Second in being your own advocate series.

So, what do you do now that you have all your medical documentation, reports and CDs? Everyone will have a preference on what works for them and the way their brain works. For me, I found that a binder works best. My binder is set up with dividers and only has the current year and the year previous, all other years are kept in tonged portfolio type folders and separated by year (in some cases one year may take two folders), I find this is easiest because you can keep them in a fire safe, filing cabinet or book case.

Binder Organization:

  • The first thing in my binder is a copy of my insurance card, this is handy if you want to take your binder to an appointment with you.
  • Secondly, I have a printed copy of my spreadsheet with my doctors information first and then all my medications. Keeping a current list of medications is helpful when you see the doctor, if you are on a lot of different ones like me it’s hard to remember the names and dosages of everything.
  • Third, I have a print out of my google calendar that shows my appointments. This is good to have a snapshot of your month but also if you are scheduling appointments you have a copy of your calendar in front of you. Yes, you can use your phone but sometimes it’s nice to have a printed copy, I color coordinate mine so one color is my medical appointments, one color is for my kids and a different color for the family.
  • For me personally number 4 is lab work, I have printed copies of all my blood test results. I do extra on this because I like looking at my blood work and seeing if it’s changing so I have a spreadsheet that has all of my lab results for 10 + years, anything that flags high is red and low is green. This makes doctors appointments faster when they are discussing previous labs. When doctors use their portals they have to pull them up one at a time, this way it’s all right there and we can see a snapshot of what the last few months were.
  • Fifth is blank sheets (or you can probably find forms) to make notes at appointments. On these I write the date, who the appointment is with, questions I want to ask at the appointment and then notes I take away from it.
  • After that I have all my radiology reports and other tests that I have had done (EKG, hearing, eyes). These are separated by binder dividers and then the previous year information in the same order is after that.
  • The last thing in the binder is CD copies of all of my imaging. Not only fun, if you have a computer and want to see your body but helpful when seeing a new doctor or following up with an appointment where the doctor may not have the images yet.

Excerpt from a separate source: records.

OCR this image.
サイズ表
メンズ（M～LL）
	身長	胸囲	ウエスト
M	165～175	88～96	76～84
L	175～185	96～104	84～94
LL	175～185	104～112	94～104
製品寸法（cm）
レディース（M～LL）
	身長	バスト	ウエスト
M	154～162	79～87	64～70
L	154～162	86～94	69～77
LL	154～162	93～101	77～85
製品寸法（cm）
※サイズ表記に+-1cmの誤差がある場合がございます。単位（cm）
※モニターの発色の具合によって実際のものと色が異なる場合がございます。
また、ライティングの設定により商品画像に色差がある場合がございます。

Let me know if you have any questions and I will happily address them if I can.

Why You Should Keep Your Medical Records

If this is the first post of mine you are reading then, welcome, I have numerous medical issues including Multiple Sclerosis and Meniere’s Disease (neither currently have a cure).

This is my first post in a series for medical documentation, tracking and organizing.

I started having MRIs, EEGs, and other tests done in 1994; when I was diagnosed with MS in 2014 I had wished that my mom (or me) had thought to getting copies of the reports from then, it would have been an excellent baseline.

Why should you have copies of your medical information? If you have to move, or get a second opinion or even for insurance claims having copies of your labs, reports, tests are a whole lot faster than working with a doctor’s office trying to get the needed information to another person.

Thankfully, it is much easier now to get copies of everything than it was 5 years ago. Medical facilities and doctors are only required to keep records for 7 years once you no longer see them, so the sooner you get on it, the better.

Locally, prior to getting my MRIs at the university hospital I now see my doctors at, I got most of my scans at Health Images and Sally Jobe Invision. It may see intimidating at first to go through this process but once you get everything requested, staying on top of it is very easy. You fill out a form allowing release of information to yourself, make sure you get CD copies of your imaging too. They typically don’t charge you if it’s for your own personal use.

This is where the spreadsheet template on my MS Resources page will come in handy as well. I found that if I have more than one doctor in a certain specialty it’s best to sub-group them. At the bottom there is a space for doctors you haven’t seen in more than a year, which is good for people you don’t see regularly but may need to see in the future (for example, a speech pathologist or gastroenterology).